– Почему вы не смотрите на меня?! – вдруг воскликнула Ариэль, сжав кулаки и заливаясь краской.
– Что вы сказали?
– Я с вами разговариваю! Смотрите на меня, когда отвечаете!
Профессор Клинманн тихо фыркнул.
– И почему, скажите на милость, мне так важно на вас смотреть? – Он оглянулся на студентов-гарднерийцев с хитрой улыбкой, будто приглашая посмеяться над забавной шуткой.
– Потому что я с вами разговариваю! – уже кричала Ариэль. Её лицо пылало от унижения.
В ответ на её крик некоторые гарднерийцы открыто рассмеялись.
Профессор Клинманн, казалось, изо всех сил сдерживался, чтобы не улыбнуться.
– Ну-ну, икаритка. Не надо так кричать. Я не могу на вас смотреть – вера запрещает. И вам об этом известно. Против вас лично я ничего не имею, так что пригладьте пёрышки и хватит… кудахтать.
Гарднерийцы вежливо поддержали профессора смехом, намеренно отворачиваясь от Ариэль.
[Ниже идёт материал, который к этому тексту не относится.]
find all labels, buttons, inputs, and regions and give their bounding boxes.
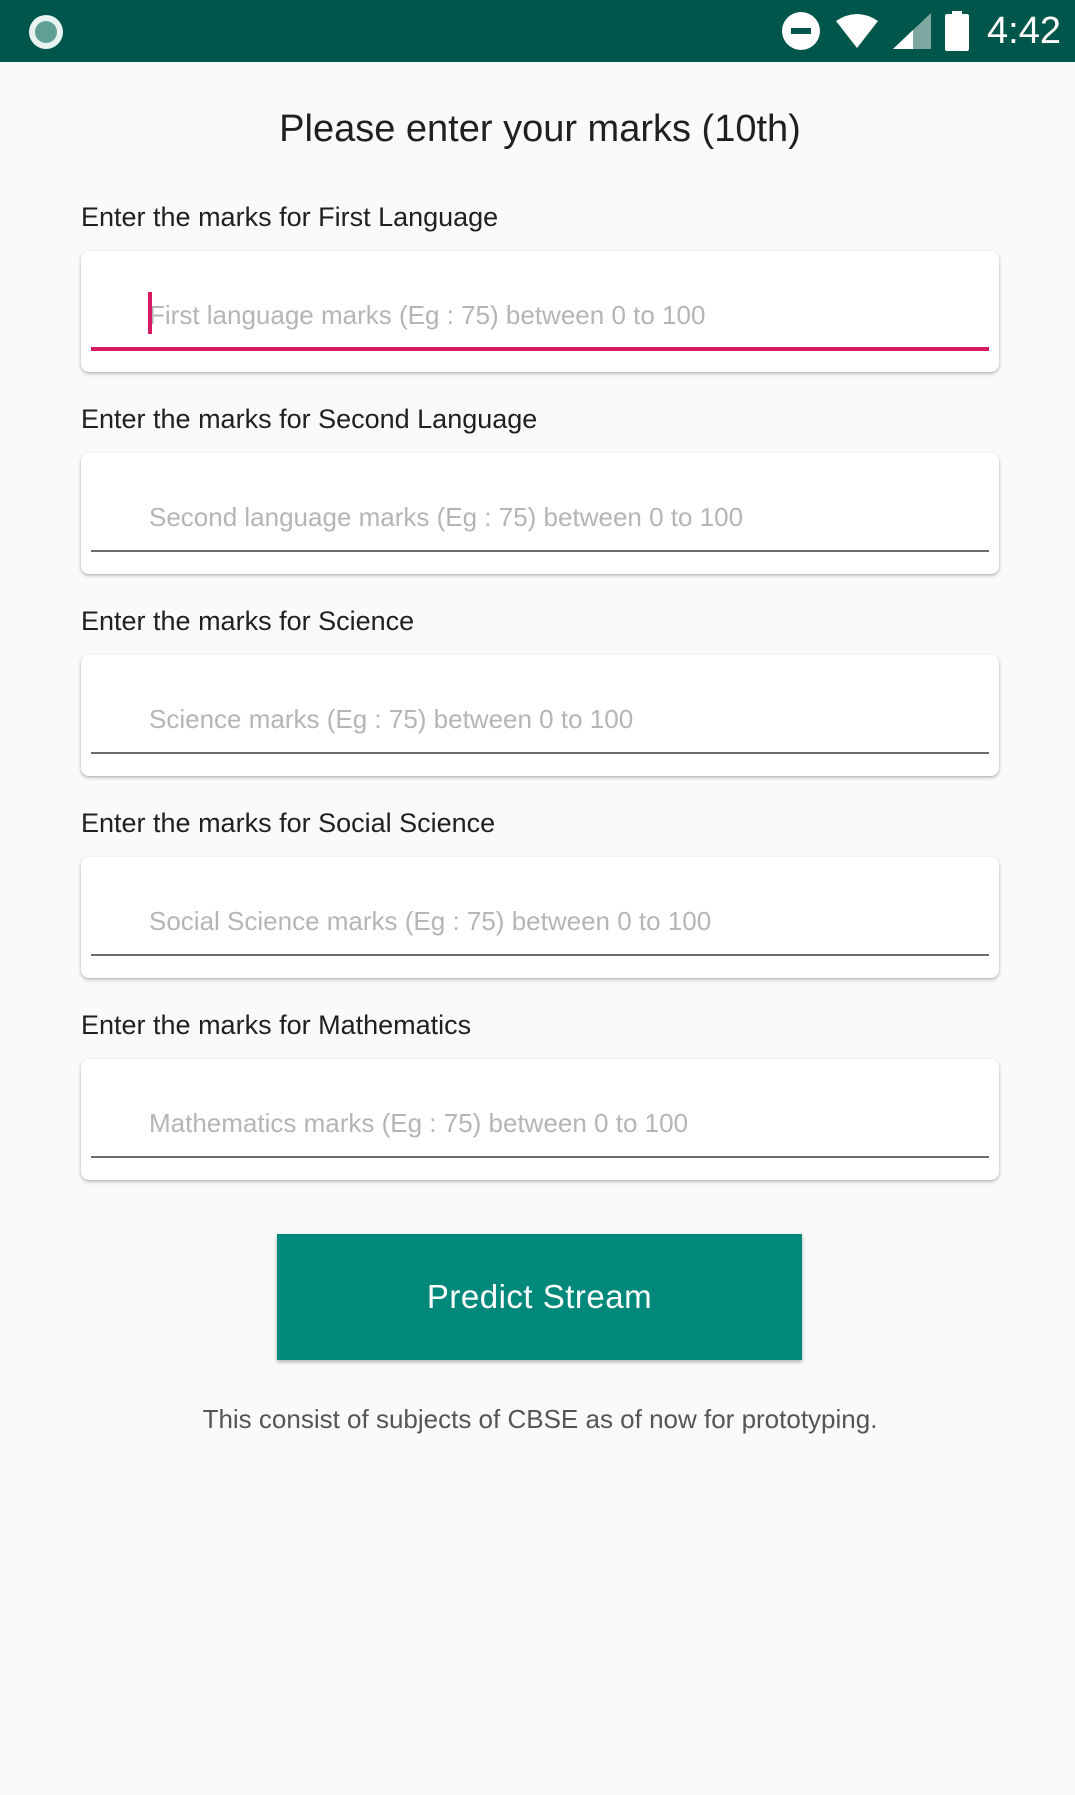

Ариэль дёрнулась как от удара и выскочила из аудитории.
Я хотела побежать за ней, но вспомнила, как она меня ненавидит, и осталась на месте.
Такого в университете мне ещё видеть не приходилось.
От смеха гарднерийцев меня почти тошнило. Айвен сидел в тот день очень близко, через проход от меня, и, единственный в аудитории, даже не улыбнулся. На лице у него застыло выражение ужаса и отвращения.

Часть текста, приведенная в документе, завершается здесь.